You and loqs are absolutely correct. When the OS sets up the SUID environment all environment variables not known to be safe (and RANDFILE definitely is not safe --- you could overwrite any file in the system with 1k of randomness with it) are cleared.

To use pwsafe with SUID you'd need to built your own with the 1-line fix https://github.com/nsd20463/pwsafe/commit/7cf95579fd0c0849749b1f1dcbd67ca143f76b61


With hindsight, my use of mlock() years ago (which is why SUID is needed) to prevent swapping out of the memory containing the secrets was the wrong trade off. In fact the BSD maintainer of pwsafe at the time patched the mlock out entirely, preferring that pwsafe was not SUID, because for them (and can I agree with the principle) fewer SUID binaries is better than the chance of the passwords ending up in the swapfile.

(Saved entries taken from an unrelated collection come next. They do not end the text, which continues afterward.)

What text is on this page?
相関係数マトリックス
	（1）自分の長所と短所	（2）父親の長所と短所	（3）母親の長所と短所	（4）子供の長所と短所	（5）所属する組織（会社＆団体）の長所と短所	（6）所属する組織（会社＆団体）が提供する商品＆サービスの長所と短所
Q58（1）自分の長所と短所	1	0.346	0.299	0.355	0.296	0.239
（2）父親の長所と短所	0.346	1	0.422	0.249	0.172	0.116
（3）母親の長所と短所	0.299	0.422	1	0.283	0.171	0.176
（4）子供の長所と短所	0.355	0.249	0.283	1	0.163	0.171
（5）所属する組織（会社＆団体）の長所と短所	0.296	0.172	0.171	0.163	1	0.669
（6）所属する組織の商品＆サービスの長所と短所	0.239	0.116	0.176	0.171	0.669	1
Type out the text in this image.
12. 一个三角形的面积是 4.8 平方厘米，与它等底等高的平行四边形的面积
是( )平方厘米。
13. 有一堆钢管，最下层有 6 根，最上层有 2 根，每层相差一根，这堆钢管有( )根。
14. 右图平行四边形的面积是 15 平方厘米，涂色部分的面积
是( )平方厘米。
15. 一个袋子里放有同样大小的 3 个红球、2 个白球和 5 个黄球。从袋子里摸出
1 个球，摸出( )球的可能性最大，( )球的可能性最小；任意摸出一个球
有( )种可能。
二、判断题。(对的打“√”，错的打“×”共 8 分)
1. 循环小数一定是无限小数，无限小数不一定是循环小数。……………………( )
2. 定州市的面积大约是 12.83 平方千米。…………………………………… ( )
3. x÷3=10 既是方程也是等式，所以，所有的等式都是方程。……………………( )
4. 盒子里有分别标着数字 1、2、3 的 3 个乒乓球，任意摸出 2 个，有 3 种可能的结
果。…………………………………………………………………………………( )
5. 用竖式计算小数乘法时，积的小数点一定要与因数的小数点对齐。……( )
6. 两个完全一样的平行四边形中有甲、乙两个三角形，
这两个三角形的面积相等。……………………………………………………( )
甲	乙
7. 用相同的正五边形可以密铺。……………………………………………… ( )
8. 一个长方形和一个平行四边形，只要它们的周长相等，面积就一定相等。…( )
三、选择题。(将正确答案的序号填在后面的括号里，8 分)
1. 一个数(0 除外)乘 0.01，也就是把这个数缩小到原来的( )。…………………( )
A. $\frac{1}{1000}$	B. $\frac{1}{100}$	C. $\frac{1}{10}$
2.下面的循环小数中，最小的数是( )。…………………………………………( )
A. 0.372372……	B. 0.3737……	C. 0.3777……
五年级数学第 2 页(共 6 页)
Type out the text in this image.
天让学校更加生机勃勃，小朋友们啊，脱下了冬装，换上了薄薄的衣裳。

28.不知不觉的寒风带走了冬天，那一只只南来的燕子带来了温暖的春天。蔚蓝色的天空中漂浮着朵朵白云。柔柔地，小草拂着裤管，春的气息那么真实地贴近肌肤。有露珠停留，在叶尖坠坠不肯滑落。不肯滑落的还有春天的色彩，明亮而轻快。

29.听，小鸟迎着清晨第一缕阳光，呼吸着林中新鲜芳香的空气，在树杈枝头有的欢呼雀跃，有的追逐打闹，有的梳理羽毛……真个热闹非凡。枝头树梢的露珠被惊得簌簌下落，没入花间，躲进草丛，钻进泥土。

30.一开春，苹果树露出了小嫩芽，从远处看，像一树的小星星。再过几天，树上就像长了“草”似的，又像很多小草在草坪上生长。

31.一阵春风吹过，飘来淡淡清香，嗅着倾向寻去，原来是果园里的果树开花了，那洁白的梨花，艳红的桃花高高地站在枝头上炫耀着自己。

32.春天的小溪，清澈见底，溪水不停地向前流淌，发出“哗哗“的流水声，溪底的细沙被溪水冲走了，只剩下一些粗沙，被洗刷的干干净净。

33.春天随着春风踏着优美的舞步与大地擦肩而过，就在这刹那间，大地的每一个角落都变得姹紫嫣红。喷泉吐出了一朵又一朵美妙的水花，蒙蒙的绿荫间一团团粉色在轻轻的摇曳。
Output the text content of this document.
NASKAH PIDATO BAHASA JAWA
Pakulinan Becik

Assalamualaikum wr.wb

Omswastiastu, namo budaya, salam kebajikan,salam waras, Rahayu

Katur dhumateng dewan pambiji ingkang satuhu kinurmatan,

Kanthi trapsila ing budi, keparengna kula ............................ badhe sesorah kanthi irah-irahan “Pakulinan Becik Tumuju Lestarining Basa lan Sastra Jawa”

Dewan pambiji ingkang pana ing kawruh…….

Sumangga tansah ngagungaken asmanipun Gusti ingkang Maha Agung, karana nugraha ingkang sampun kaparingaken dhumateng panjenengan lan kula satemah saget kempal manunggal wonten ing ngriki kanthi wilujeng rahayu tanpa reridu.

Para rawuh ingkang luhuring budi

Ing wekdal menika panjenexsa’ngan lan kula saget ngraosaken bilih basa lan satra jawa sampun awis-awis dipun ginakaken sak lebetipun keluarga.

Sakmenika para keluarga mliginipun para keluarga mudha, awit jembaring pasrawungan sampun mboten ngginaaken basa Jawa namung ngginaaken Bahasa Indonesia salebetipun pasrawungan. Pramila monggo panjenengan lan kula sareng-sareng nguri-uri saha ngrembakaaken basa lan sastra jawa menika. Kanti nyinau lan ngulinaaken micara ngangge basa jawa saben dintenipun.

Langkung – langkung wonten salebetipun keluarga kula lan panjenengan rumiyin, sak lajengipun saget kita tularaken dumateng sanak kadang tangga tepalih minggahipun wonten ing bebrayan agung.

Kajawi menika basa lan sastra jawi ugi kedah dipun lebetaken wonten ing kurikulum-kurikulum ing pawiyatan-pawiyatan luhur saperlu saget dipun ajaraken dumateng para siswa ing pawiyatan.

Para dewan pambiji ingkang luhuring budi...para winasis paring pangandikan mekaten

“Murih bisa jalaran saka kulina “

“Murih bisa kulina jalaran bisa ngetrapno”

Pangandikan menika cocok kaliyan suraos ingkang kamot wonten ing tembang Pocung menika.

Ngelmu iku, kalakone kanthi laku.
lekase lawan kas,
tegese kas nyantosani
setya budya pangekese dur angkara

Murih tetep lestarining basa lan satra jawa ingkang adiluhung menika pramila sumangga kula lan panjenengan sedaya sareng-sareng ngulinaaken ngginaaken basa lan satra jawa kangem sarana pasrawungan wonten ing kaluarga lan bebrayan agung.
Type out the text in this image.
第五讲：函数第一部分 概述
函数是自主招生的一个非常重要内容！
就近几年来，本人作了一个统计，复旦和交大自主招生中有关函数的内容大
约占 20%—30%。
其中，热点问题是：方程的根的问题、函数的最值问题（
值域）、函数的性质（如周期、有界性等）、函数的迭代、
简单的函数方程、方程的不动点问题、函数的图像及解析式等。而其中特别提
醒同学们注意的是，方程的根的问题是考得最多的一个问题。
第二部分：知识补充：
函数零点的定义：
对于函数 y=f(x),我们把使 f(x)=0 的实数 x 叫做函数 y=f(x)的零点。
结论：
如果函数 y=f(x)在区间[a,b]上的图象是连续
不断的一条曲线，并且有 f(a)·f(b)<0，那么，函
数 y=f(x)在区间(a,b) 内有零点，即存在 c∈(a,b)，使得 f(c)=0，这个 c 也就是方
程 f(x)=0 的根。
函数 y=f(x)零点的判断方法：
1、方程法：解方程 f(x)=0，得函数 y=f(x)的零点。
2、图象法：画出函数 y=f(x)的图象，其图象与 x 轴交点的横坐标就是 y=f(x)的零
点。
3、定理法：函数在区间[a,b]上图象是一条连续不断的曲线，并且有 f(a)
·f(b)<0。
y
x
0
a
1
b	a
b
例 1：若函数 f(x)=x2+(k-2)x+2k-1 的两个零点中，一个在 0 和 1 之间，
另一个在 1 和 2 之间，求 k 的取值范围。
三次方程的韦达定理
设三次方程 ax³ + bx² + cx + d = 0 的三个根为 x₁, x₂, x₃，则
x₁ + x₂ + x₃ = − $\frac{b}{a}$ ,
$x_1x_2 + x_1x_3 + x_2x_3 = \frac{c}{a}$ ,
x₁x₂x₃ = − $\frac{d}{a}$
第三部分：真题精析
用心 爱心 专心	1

In this decade, my swapfiles are encrypted with a random, ephemeral key, and I don't worry about what gets swapped out being readable once power is cut. (Of course this also means my computers can suspend but not hibernate, but such is the price of security).

rwd2 commented 4 years ago

Ok I built 7cf9557

Changed the permissions of the executable to setuid:

-rwsr-sr-x 1 root root 110K Sep 6 16:46 pwsafe

Bit still the same "WARNING: pwsafe unable to seed rng. Check $RANDFILE." error. Included is the strace of :

strace -o strace.log.1 -f -tt -s 512 pwsafe

https://pastebin.com/NGVcyee5

nsd20463 commented 4 years ago

The warning is correct. There is no rand file, and there won't be one. The difference is that with the patch, you no longer get randomly names files in the current directory after running pwsafe.

nsd20463 commented 4 years ago

And since you know why, you can safely ignore the warning.